Your configuration has several issues that need systematic resolution to achieve proper routing between your shared VPC and service project.
VPC Peering Configuration: The peering command you used is missing the critical flags for custom route exchange. VPC peering only exchanges subnet routes by default. For custom routes to propagate, you must enable bidirectional route exchange:
gcloud compute networks peerings update peer-to-shared \
--network=service-vpc \
--import-custom-routes \
--export-custom-routes
You need to run this for both peering connections (one in each direction). Without these flags, only directly connected subnet routes are visible across the peering.
Custom Route Propagation: After enabling route exchange, verify which routes are actually being shared. Not all custom routes propagate through peering. Routes learned via Cloud Router (BGP) do NOT traverse VPC peering connections. Only static custom routes propagate when exchange is enabled. Check your route tables:
gcloud compute routes list --filter="network:shared-vpc"
gcloud compute routes list --filter="network:service-vpc"
Look for routes with next-hop types that are compatible with peering propagation.
Shared VPC Architecture: This is crucial - if your service project is already attached to the shared VPC as a service project, you shouldn’t be creating a separate VPC in the service project and peering it back to the shared VPC. This creates a routing loop and conflicts. The proper architecture is:
Option A: Service project uses shared VPC subnets directly (no separate VPC needed)

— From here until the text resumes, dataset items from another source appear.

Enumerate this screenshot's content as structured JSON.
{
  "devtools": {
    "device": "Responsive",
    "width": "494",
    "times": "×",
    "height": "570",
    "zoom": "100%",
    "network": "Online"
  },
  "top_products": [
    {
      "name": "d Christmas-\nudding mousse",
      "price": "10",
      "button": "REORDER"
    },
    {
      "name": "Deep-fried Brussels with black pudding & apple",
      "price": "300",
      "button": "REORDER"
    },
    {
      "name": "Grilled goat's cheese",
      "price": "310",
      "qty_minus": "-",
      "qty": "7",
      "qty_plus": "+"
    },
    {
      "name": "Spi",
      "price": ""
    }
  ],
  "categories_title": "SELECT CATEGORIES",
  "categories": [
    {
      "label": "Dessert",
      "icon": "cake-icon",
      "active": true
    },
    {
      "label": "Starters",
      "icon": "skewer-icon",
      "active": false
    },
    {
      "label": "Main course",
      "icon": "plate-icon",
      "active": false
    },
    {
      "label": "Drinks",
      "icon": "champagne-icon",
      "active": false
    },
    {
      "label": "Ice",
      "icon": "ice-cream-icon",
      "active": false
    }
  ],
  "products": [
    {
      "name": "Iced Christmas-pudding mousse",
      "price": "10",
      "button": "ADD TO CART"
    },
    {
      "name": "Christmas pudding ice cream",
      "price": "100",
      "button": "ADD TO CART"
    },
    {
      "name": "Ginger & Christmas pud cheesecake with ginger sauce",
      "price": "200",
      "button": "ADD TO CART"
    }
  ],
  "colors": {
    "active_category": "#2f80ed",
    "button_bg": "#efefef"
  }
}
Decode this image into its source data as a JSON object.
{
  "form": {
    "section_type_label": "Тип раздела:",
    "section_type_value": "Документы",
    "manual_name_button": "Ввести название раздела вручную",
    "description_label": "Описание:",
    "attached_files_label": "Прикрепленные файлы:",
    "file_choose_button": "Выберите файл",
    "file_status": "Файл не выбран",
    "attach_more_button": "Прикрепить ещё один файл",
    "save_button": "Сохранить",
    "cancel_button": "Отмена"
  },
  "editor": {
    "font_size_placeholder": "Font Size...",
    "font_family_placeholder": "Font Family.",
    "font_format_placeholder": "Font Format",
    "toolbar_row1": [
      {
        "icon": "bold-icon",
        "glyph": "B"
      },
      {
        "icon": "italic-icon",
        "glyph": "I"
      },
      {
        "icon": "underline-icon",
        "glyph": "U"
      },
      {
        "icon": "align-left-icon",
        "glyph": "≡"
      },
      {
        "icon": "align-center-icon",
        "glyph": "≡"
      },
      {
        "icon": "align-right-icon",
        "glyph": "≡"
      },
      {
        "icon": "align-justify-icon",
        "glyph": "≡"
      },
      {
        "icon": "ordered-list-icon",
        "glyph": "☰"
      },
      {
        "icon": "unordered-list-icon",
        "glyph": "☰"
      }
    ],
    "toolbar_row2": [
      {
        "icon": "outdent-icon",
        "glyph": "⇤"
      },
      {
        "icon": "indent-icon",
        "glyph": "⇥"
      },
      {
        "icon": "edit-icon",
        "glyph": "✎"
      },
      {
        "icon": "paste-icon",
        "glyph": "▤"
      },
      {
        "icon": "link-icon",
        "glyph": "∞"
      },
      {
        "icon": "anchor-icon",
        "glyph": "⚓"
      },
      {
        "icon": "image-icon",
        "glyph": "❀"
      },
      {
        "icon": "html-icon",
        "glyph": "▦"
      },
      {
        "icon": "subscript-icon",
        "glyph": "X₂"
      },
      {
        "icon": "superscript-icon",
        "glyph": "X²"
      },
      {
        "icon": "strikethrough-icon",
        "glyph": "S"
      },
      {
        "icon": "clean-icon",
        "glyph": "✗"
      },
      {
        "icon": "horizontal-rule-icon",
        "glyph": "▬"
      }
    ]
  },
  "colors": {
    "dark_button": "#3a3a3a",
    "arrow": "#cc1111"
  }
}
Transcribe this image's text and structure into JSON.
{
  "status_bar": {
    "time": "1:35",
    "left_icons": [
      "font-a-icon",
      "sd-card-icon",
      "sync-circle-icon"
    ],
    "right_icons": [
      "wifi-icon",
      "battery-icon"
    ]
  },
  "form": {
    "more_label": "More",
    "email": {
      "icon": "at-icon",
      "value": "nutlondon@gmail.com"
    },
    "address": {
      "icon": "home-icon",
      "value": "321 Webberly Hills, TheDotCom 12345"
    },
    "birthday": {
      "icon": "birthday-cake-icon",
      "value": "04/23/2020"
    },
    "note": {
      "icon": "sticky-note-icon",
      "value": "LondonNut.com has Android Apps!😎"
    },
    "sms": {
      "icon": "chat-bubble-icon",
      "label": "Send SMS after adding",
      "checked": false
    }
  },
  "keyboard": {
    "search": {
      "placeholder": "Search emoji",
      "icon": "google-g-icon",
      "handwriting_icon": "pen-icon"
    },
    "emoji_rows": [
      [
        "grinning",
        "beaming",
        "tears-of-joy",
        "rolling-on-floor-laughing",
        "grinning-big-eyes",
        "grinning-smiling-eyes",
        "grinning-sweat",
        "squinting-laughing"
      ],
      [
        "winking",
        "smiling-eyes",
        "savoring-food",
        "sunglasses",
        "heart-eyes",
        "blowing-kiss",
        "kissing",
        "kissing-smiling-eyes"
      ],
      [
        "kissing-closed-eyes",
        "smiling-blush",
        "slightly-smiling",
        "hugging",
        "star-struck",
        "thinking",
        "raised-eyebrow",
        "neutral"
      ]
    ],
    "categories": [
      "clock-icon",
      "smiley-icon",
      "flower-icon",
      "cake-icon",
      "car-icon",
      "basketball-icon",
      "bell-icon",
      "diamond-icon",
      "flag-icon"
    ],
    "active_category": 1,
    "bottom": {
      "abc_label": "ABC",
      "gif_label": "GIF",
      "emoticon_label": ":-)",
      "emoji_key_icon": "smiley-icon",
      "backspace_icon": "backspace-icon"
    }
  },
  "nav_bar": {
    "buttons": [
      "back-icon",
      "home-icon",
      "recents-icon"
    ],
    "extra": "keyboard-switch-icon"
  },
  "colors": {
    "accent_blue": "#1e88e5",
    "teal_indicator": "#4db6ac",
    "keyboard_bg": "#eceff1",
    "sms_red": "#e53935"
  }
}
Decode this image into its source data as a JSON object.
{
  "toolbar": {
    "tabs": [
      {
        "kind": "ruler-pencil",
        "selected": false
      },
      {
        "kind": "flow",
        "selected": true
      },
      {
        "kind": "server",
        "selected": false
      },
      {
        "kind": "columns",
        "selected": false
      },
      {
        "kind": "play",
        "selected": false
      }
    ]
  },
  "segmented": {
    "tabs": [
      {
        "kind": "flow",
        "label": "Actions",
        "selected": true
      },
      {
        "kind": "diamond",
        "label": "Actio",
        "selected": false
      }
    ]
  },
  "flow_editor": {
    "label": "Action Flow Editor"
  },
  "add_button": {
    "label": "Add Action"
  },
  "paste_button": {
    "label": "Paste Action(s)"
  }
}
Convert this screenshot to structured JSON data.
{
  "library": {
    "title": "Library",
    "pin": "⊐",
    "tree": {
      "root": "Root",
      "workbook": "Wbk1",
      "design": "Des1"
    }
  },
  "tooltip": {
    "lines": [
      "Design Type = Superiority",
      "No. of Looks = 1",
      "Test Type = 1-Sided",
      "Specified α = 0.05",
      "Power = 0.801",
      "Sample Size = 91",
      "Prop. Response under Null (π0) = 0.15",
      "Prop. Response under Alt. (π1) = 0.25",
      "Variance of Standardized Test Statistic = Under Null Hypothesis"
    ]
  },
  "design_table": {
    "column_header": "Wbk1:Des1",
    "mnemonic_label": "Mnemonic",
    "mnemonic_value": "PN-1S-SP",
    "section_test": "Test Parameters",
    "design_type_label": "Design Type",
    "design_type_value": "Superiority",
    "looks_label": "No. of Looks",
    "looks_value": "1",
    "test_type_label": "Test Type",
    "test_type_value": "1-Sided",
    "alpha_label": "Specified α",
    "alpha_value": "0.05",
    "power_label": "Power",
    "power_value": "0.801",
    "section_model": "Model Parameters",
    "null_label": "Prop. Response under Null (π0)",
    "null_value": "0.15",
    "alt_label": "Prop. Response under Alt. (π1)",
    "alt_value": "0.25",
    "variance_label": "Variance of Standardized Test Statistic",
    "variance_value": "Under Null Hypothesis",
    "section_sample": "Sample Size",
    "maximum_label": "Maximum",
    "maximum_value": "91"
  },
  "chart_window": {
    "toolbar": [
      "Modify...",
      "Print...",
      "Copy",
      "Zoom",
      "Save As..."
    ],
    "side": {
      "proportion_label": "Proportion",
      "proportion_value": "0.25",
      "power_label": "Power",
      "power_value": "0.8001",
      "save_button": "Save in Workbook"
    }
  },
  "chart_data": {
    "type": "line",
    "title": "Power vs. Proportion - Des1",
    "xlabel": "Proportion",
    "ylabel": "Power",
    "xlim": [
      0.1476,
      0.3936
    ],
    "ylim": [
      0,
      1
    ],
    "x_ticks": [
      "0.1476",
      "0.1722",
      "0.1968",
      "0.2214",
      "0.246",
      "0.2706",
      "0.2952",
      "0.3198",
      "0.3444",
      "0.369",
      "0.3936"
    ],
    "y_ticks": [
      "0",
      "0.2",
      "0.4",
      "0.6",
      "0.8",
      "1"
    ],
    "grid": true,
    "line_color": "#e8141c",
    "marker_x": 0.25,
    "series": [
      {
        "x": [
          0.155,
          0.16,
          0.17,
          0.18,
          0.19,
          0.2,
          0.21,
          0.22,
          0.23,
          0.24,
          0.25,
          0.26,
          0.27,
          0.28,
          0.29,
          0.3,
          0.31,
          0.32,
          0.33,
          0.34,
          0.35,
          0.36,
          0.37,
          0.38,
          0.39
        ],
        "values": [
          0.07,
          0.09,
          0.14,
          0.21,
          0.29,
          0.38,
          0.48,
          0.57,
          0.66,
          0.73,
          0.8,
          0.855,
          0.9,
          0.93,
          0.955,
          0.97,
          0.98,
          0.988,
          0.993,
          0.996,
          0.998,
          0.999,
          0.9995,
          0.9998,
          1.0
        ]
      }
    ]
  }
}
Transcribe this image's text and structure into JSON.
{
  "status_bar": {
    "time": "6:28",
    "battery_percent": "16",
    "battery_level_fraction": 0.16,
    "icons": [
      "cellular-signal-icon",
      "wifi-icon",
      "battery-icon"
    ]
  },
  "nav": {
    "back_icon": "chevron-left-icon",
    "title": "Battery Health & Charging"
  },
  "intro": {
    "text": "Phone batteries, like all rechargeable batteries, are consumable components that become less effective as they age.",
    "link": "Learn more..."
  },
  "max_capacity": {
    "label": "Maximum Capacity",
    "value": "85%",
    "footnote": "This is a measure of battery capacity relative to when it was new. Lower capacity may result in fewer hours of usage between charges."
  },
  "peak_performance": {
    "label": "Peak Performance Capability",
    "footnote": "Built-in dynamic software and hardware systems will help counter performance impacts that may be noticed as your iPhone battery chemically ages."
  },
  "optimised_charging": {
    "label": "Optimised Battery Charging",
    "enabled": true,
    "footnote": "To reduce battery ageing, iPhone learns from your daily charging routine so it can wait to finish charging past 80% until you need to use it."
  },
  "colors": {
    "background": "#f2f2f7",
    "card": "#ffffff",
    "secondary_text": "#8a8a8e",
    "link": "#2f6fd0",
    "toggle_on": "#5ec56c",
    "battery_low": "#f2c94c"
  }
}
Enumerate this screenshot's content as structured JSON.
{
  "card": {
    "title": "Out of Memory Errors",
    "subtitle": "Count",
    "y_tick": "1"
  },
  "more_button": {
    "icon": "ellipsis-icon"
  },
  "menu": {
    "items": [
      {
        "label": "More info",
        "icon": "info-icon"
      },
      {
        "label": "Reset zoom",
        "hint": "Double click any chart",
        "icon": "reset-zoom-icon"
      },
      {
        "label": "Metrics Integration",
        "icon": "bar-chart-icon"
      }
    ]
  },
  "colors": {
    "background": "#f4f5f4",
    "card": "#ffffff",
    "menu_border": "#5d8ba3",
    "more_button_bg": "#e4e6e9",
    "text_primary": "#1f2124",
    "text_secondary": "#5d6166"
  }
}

Option B: Service project has its own VPC that peers with a DIFFERENT VPC (not the shared VPC it’s attached to)
If you need isolation while using shared VPC, use firewall rules and separate subnets, not VPC peering. If you genuinely need a separate VPC in the service project that communicates with the shared VPC, the service project should NOT be attached as a shared VPC service project - it should remain standalone and use peering exclusively.
For your use case, I recommend removing the separate VPC from the service project and using the shared VPC with proper firewall segmentation. If you absolutely need the separate VPC, detach the service project from the shared VPC and rely solely on peering with proper route exchange enabled.